No que respeita ao modo da apresentação da proposta, prevê o artigo 62º do CCP que:

1 – Os documentos que constituem a proposta são apresentados directamente em plataforma electrónica utilizada pela entidade adjudicante, através de meio de transmissão escrita e electrónica de dados (…)”.

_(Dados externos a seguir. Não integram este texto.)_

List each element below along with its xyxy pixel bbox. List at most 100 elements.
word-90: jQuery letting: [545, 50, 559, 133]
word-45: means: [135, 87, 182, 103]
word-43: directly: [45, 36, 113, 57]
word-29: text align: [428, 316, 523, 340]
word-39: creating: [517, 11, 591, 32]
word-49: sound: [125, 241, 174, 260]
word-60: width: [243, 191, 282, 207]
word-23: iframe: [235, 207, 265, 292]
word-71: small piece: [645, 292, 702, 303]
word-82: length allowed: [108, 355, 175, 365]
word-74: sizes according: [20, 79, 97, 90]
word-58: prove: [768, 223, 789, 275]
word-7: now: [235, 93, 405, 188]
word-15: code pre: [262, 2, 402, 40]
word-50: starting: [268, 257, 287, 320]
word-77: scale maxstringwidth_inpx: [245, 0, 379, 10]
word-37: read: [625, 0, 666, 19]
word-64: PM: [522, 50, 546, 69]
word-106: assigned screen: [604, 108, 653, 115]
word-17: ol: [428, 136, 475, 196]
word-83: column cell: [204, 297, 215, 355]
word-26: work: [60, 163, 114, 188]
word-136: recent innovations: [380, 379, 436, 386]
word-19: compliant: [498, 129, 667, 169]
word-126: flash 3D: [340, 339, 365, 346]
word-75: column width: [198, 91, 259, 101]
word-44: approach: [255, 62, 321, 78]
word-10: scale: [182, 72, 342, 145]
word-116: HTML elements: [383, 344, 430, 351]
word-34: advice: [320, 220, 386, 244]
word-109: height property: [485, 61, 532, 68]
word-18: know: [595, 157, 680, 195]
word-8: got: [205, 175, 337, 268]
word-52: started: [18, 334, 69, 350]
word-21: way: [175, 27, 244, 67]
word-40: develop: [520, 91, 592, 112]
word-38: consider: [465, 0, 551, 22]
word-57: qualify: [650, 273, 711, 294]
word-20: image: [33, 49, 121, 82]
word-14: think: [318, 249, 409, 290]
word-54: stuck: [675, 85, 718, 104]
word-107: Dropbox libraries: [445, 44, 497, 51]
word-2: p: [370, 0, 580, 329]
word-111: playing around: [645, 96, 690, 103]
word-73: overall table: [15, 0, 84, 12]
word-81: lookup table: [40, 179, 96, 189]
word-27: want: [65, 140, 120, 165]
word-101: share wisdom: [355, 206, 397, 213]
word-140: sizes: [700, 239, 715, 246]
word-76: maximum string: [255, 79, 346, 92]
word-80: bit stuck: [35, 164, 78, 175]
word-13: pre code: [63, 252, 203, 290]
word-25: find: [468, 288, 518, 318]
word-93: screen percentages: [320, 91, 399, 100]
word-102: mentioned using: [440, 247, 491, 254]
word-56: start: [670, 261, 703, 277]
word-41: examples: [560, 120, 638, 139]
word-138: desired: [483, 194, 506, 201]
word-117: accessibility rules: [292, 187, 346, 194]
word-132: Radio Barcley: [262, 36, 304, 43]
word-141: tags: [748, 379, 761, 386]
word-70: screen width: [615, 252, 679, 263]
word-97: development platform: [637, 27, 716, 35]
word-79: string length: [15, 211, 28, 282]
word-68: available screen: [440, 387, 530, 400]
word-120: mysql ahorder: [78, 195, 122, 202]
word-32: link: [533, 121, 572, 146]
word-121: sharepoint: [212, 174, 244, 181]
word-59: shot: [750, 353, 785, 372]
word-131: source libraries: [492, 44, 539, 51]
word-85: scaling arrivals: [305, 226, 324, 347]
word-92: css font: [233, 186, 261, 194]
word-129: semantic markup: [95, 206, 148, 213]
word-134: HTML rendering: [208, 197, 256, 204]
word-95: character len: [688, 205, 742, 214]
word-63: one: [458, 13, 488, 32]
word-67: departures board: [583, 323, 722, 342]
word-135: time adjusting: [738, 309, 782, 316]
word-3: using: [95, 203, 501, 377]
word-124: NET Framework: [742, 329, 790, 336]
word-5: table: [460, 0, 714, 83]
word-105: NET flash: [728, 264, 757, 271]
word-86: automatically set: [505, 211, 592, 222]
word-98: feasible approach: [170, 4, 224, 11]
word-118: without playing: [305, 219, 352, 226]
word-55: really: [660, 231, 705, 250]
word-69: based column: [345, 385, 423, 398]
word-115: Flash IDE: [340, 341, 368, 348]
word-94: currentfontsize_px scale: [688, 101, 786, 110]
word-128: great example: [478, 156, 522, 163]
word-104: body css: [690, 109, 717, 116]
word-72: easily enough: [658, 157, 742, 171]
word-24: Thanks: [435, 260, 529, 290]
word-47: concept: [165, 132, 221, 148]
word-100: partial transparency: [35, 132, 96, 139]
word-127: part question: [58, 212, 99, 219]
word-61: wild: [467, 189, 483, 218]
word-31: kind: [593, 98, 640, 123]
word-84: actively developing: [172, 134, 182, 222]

A norma jurídica alvo de discórdia respeita ao disposto no n.º 5 do artigo 68.º da Lei n.º 96/2015, de 17/08, que regula a disponibilização e a utilização das plataformas eletrónicas de contratação pública, o que exige a sua interpretação, assim como a compreensão do regime legal sobre os termos do carregamento de ficheiros e a submissão da proposta e ainda as exigências legais em matéria de encriptação e de assinatura electrónica.

Com relevo e para melhor compreensão, transcreve-se a seguinte parte do artigo 68.º, com a epígrafe “Carregamento das propostas”:

1 - As plataformas eletrónicas devem permitir o carregamento progressivo, pelo interessado, da proposta ou propostas, até à data e hora prevista para a submissão das mesmas.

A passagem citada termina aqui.